После некоторого молчания Кай так же тихо ответил:
— Чувствовал.
— И ты… смог с этим жить?
Аджакти вздохнул и крепче затянул повязку, заставив Токе скрипнуть зубами:
— Нет. Я умер, а это все, что от меня осталось.
Горец распахнул глаза, ожидая увидеть улыбку на лице товарища. Но тот смотрел на него совершенно серьезными глазами:
— Все. Я закончил, принимай работу.
Токе скосился вниз, на свой бок. Плотная чистая повязка охватывала его торс. Разрез под ней еще пульсировал, но уже тупо, сдаваясь под обезболивающим действием молочной водки и умелых Каевых рук. Еще одна рана, которая заживет, оставив шрам. Его пальцы, начавшие обретать подвижность, коснулись щеки, изуродованной кастетом Клыка. «Похоже, каждая встреча с гайенами отнимает у меня что-то, не имеющее цены, оставляя взамен рубцы. Шрамы на теле и еще более уродливые — на сердце».
Тяжелая горячая волна поднялась откуда-то из живота, тесня грудь, не давая вздохнуть, вставая выше и выше, пока горло Токе не сжала, как петля бянь, невыносимая боль. Рыдание вырвалось непрошено — глухой незнакомый звук, полоснувший глотку ножом. Слезы брызнули из глаз, выжигая скопившиеся в нем ненависть и горе, такие горячие, что казалось, кожа щек плавится, как снег под дождем.
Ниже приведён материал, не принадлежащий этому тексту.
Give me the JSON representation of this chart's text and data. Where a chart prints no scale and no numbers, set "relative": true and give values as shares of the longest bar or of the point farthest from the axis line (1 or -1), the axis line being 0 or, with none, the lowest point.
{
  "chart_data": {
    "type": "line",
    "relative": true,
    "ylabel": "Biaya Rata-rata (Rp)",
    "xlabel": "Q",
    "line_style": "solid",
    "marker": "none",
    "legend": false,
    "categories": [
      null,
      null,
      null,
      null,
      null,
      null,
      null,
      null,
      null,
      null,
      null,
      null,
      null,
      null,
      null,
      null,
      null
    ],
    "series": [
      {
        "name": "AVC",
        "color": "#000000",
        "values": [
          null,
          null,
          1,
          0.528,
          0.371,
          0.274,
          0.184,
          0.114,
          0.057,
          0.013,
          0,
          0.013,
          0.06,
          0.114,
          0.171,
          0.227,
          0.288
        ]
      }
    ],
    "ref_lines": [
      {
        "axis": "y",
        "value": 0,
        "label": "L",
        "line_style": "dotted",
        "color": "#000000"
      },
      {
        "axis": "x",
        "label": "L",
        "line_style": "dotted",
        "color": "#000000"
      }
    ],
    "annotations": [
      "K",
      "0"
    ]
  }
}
Руки товарища обхватили его, прижали к твердому плечу, пряча от мира, и здесь он плакал, задыхаясь, содрогаясь всем телом, плакал, пока петля бянь не ослабила хватку, пока воздух не начал проходить во вспухшее горло, не причиняя больше невыносимой боли. Токе не знал, сколько времени прошло. Внезапно он понял, что Кай все еще, не разнимая рук, обнимает его, укачивая тихонько, как несчастного ребенка. Друг не говорил ни слова: не утешал, не ободрял, не давал советов. Но Горец знал глубинной мудростью сердца, что Аджакти понимает его горе, принимает и прощает его. В этот момент Токе пронзило ощущение необъяснимой близости с ним, как с человеком, чью душу так же испепелила потеря, так же убелила снегами скорбь. Скорбь, которая была спрятана так глубоко, что давно стала неотъемлемой частью самого Кая.
— Ты как? — Объятия разжались, и друг посмотрел на Токе глазами, в которых притаился зеркальный двойник его собственной муки.
— Нормально, — Горец изможденно откинулся на подушку.
Аджакти нашарил в ногах кровати колючее одеяло и укрыл им товарища:
— Поспи немного. Даже Шани заметила: тебе надо отдохнуть.
— А как же остальные? — спохватился вдруг парень, приподнимаясь под одеялом. — Они же ждут нас!
— Я пойду к ним. А ты лежи, набирайся сил. К вечеру всем нам предстоит вернуться в казармы.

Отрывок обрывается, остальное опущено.